Geoffrey A. Landis is a scientist and a science fiction writer. As a scientist, he is researcher working at the NASA John Glenn Research Center. He works on projects related to advanced power and propulsion systems for space and planetary exploration, and development of technologies for future missions. He is currently a member of the science team for the Mars Exploration rovers mission, which is directing the operation of the "Opportunity" rover on the surface of Mars, and was a member of the Sojourner rover team on the Mars Pathfinder mission in 1997. In 2005 and 2006, he was the Ronald E. McNair Visiting Professor of Astronautics at MIT. He holds eight patents, and is the author of 400 scientific papers on subjects ranging from interstellar travel to semiconductor physics.
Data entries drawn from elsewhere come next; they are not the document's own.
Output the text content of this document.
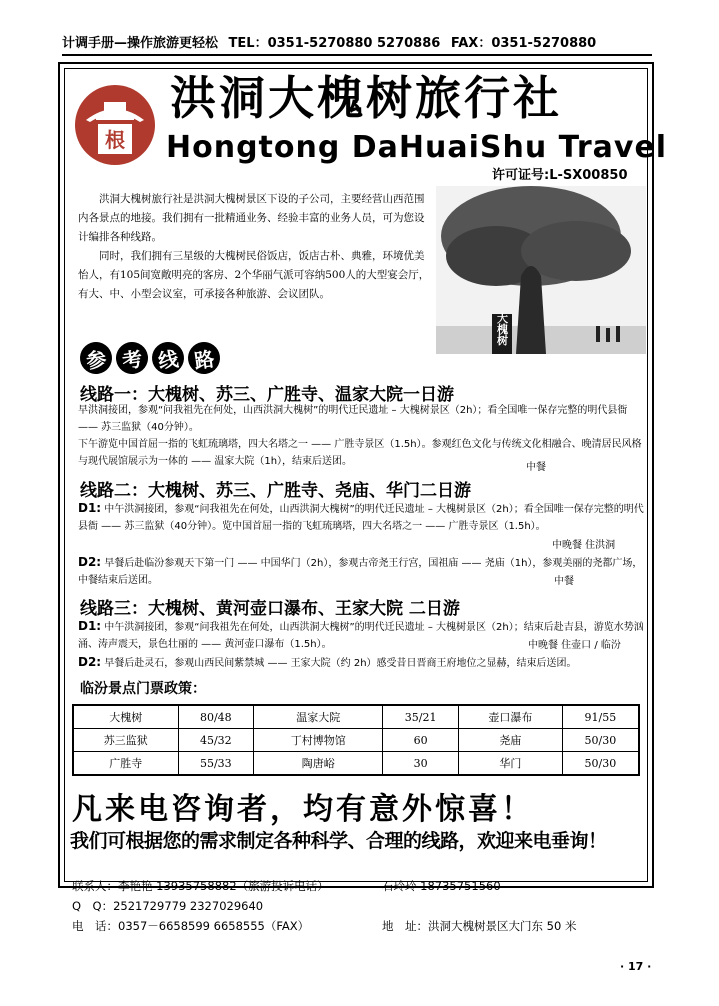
计调手册—操作旅游更轻松 TEL：0351-5270880 5270886 FAX：0351-5270880
根
洪洞大槐树旅行社
Hongtong DaHuaiShu Travel
许可证号:L-SX00850

洪洞大槐树旅行社是洪洞大槐树景区下设的子公司，主要经营山西范围内各景点的地接。我们拥有一批精通业务、经验丰富的业务人员，可为您设计编排各种线路。

同时，我们拥有三星级的大槐树民俗饭店，饭店古朴、典雅，环境优美怡人，有105间宽敞明亮的客房、2个华丽气派可容纳500人的大型宴会厅，有大、中、小型会议室，可承接各种旅游、会议团队。

大槐树
参 考 线 路
线路一：大槐树、苏三、广胜寺、温家大院一日游
早洪洞接团，参观“问我祖先在何处，山西洪洞大槐树”的明代迁民遗址 – 大槐树景区（2h）；看全国唯一保存完整的明代县衙 —— 苏三监狱（40分钟）。
下午游览中国首屈一指的飞虹琉璃塔，四大名塔之一 —— 广胜寺景区（1.5h）。参观红色文化与传统文化相融合、晚清居民风格与现代展馆展示为一体的 —— 温家大院（1h），结束后送团。
中餐
线路二：大槐树、苏三、广胜寺、尧庙、华门二日游
D1: 中午洪洞接团，参观“问我祖先在何处，山西洪洞大槐树”的明代迁民遗址 – 大槐树景区（2h）；看全国唯一保存完整的明代县衙 —— 苏三监狱（40分钟）。览中国首屈一指的飞虹琉璃塔，四大名塔之一 —— 广胜寺景区（1.5h）。
中晚餐 住洪洞
D2: 早餐后赴临汾参观天下第一门 —— 中国华门（2h），参观古帝尧王行宫，国祖庙 —— 尧庙（1h），参观美丽的尧都广场，中餐结束后送团。	中餐
线路三：大槐树、黄河壶口瀑布、王家大院 二日游
D1: 中午洪洞接团，参观“问我祖先在何处，山西洪洞大槐树”的明代迁民遗址 – 大槐树景区（2h）；结束后赴吉县，游览水势汹涌、涛声震天，景色壮丽的 —— 黄河壶口瀑布（1.5h）。	中晚餐 住壶口 / 临汾
D2: 早餐后赴灵石，参观山西民间紫禁城 —— 王家大院（约 2h）感受昔日晋商王府地位之显赫，结束后送团。
临汾景点门票政策：
大槐树	80/48	温家大院	35/21	壶口瀑布	91/55
苏三监狱	45/32	丁村博物馆	60	尧庙	50/30
广胜寺	55/33	陶唐峪	30	华门	50/30
凡来电咨询者，均有意外惊喜！
我们可根据您的需求制定各种科学、合理的线路，欢迎来电垂询！
联系人：李艳艳 13935758882（旅游投诉电话）	石玲玲 18735751560
Q　Q：2521729779 2327029640
电　话：0357－6658599 6658555（FAX）	地　址：洪洞大槐树景区大门东 50 米
· 17 ·
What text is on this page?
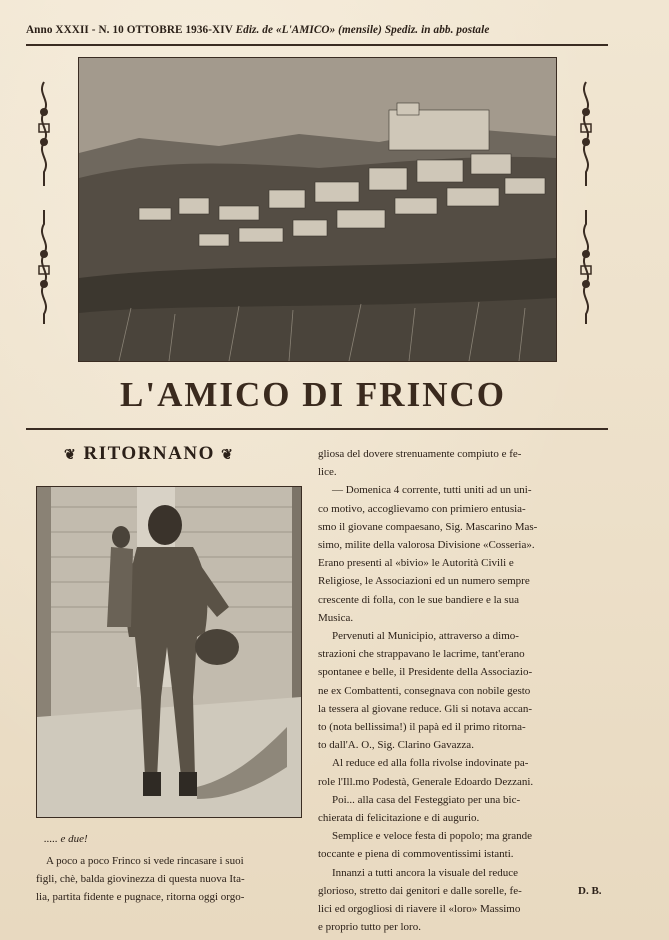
Anno XXXII - N. 10 OTTOBRE 1936-XIV Ediz. de «L'AMICO» (mensile) Spediz. in abb. postale
L'AMICO DI FRINCO
❦ RITORNANO ❦
..... e due!
A poco a poco Frinco si vede rincasare i suoi
figli, chè, balda giovinezza di questa nuova Ita-
lia, partita fidente e pugnace, ritorna oggi orgo-
gliosa del dovere strenuamente compiuto e fe-
lice.
— Domenica 4 corrente, tutti uniti ad un uni-
co motivo, accoglievamo con primiero entusia-
smo il giovane compaesano, Sig. Mascarino Mas-
simo, milite della valorosa Divisione «Cosseria».
Erano presenti al «bivio» le Autorità Civili e
Religiose, le Associazioni ed un numero sempre
crescente di folla, con le sue bandiere e la sua
Musica.
Pervenuti al Municipio, attraverso a dimo-
strazioni che strappavano le lacrime, tant'erano
spontanee e belle, il Presidente della Associazio-
ne ex Combattenti, consegnava con nobile gesto
la tessera al giovane reduce. Gli si notava accan-
to (nota bellissima!) il papà ed il primo ritorna-
to dall'A. O., Sig. Clarino Gavazza.
Al reduce ed alla folla rivolse indovinate pa-
role l'Ill.mo Podestà, Generale Edoardo Dezzani.
Poi... alla casa del Festeggiato per una bic-
chierata di felicitazione e di augurio.
Semplice e veloce festa di popolo; ma grande
toccante e piena di commoventissimi istanti.
Innanzi a tutti ancora la visuale del reduce
glorioso, stretto dai genitori e dalle sorelle, fe-
lici ed orgogliosi di riavere il «loro» Massimo
e proprio tutto per loro.
D. B.
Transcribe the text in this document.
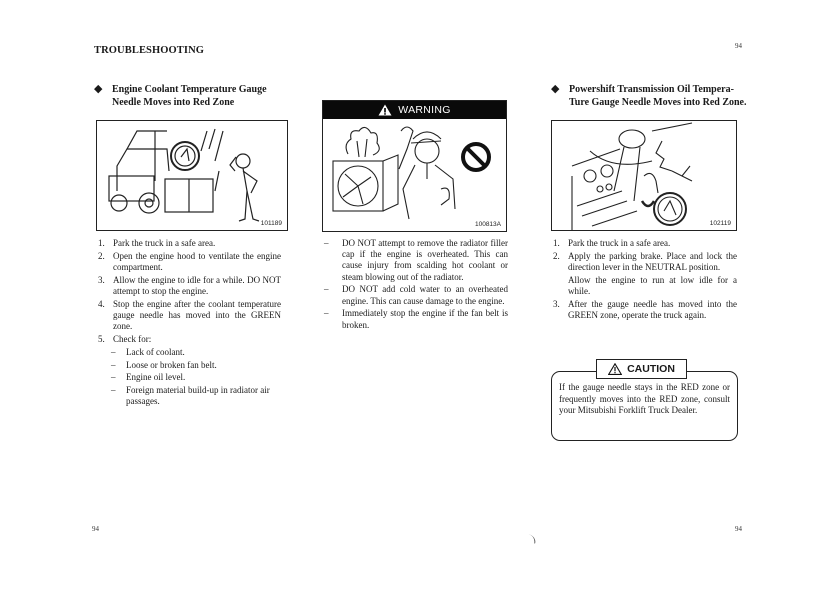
TROUBLESHOOTING	94
◆ Engine Coolant Temperature Gauge
Needle Moves into Red Zone
101189
1. Park the truck in a safe area.
2. Open the engine hood to ventilate the engine compartment.
3. Allow the engine to idle for a while. DO NOT attempt to stop the engine.
4. Stop the engine after the coolant temperature gauge needle has moved into the GREEN zone.
5. Check for:
– Lack of coolant.
– Loose or broken fan belt.
– Engine oil level.
– Foreign material build-up in radiator air passages.
WARNING
100813A
– DO NOT attempt to remove the radiator filler cap if the engine is overheated. This can cause injury from scalding hot coolant or steam blowing out of the radiator.
– DO NOT add cold water to an overheated engine. This can cause damage to the engine.
– Immediately stop the engine if the fan belt is broken.
◆ Powershift Transmission Oil Tempera-
Ture Gauge Needle Moves into Red Zone.
102119
1. Park the truck in a safe area.
2. Apply the parking brake. Place and lock the direction lever in the NEUTRAL position.
Allow the engine to run at low idle for a while.
3. After the gauge needle has moved into the GREEN zone, operate the truck again.
CAUTION
If the gauge needle stays in the RED zone or frequently moves into the RED zone, consult your Mitsubishi Forklift Truck Dealer.
94	94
As a writer, Geoffrey Landis won the Hugo award for best short story in 1992 for the story "A Walk in the Sun," and again in 2003 for the story "Falling onto Mars." He won the Nebula award in 1990 for "Ripples in the Dirac Sea". His novel MARS CROSSING from Tor books won the Locus award for best first novel in 2001. His many science fiction stories has been translated into twenty two languages, ranging from Chinese through Swedish. His short story collection IMPACT PARAMETER (AND OTHER QUANTUM REALITIES), published by Golden Gryphon Books, was named as a notable book of 2001 by Publisher's Weekly. His most recent book is the poetry collection Iron Angels.
He lives in Berea, Ohio with his wife, writer Mary A. Turzillo, and his cats Azrael and Tyrael.